18 APRIL 1868, Page 1

NEWS OF THE WEEK.

MR. DISRAELI has written another extraordinary letter, this time to a constituent. The Rev. Arthur Baker, Rector of Addington, Bucks, wrote, it appears, to his Member to ask what he meant by his assertion that the High-Church Ritualists were in secret combination with Irish Romanists for the destruction of the union between Church and State. Had Mr. Baker been in the House when the assertion was made he would scarcely have asked the question. Mr. Disraeli, however, explains that he " has the highest respect for the High-Church party," to which we are much indebted for the "maintenance of the Orthodox faith, the rights of the Crown, and the liberties of the people." When he had finished that sentence, the Premier remembered that the Evangelicals were powerful, and added he had no wish "to intimate that the obligations of the country to the other great party in the Church were not equally significant." Indeed, all parties in the Church are good, or, as Mr. Disraeli puts it, party is a " beneficent necessity." He referred only to an "extreme faction" now in open confederacy with Romanists, and using the Liberation Society, with "its shallow and shortsighted fanaticism," as an " instrument." That society will probably " be the first victim of the spiritual despotism it is now blindly working to establish." With a profound sense of the fitness of things, Mr.

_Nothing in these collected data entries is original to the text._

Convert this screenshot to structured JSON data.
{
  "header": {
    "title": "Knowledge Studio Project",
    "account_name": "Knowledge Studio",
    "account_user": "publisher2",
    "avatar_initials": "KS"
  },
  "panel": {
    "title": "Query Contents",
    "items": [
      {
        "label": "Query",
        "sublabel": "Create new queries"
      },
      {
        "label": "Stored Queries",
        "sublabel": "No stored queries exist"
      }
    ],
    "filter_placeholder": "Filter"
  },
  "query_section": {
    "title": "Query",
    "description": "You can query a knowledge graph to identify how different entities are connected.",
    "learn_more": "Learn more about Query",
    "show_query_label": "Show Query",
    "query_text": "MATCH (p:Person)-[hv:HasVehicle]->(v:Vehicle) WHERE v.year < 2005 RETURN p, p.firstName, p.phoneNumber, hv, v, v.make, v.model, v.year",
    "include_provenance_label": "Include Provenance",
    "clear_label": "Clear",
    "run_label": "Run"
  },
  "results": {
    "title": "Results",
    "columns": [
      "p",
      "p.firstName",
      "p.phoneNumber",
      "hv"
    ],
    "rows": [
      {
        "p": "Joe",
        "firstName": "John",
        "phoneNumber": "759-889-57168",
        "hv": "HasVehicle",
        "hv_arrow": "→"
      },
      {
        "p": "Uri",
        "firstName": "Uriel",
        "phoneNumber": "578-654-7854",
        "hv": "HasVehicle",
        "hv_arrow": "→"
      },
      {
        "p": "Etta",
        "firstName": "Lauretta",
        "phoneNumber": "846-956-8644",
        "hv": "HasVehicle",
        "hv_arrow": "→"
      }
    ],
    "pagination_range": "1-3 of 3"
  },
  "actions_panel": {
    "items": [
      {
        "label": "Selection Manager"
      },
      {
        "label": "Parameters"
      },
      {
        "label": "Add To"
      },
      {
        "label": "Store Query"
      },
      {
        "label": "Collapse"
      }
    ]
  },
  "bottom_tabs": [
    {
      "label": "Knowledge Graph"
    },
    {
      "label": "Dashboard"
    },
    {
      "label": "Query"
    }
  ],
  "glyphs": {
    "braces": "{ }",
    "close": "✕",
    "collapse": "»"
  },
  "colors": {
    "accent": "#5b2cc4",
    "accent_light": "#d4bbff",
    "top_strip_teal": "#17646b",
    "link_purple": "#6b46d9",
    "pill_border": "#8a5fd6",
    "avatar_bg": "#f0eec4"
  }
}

Disraeli, having first doubtless consulted an almanac, dates his letter " Maundy Thursday." Was ever such a comedy enacted before heaven? We can of course have no objection, as Liberals, to see Mr. Disraeli thus break his own party into fragments ; but as Englishrhen we protest against the First Minister of the Crown bringing his office into discredit. Even Titus Oates did not wink at the judges as he swore away men's lives.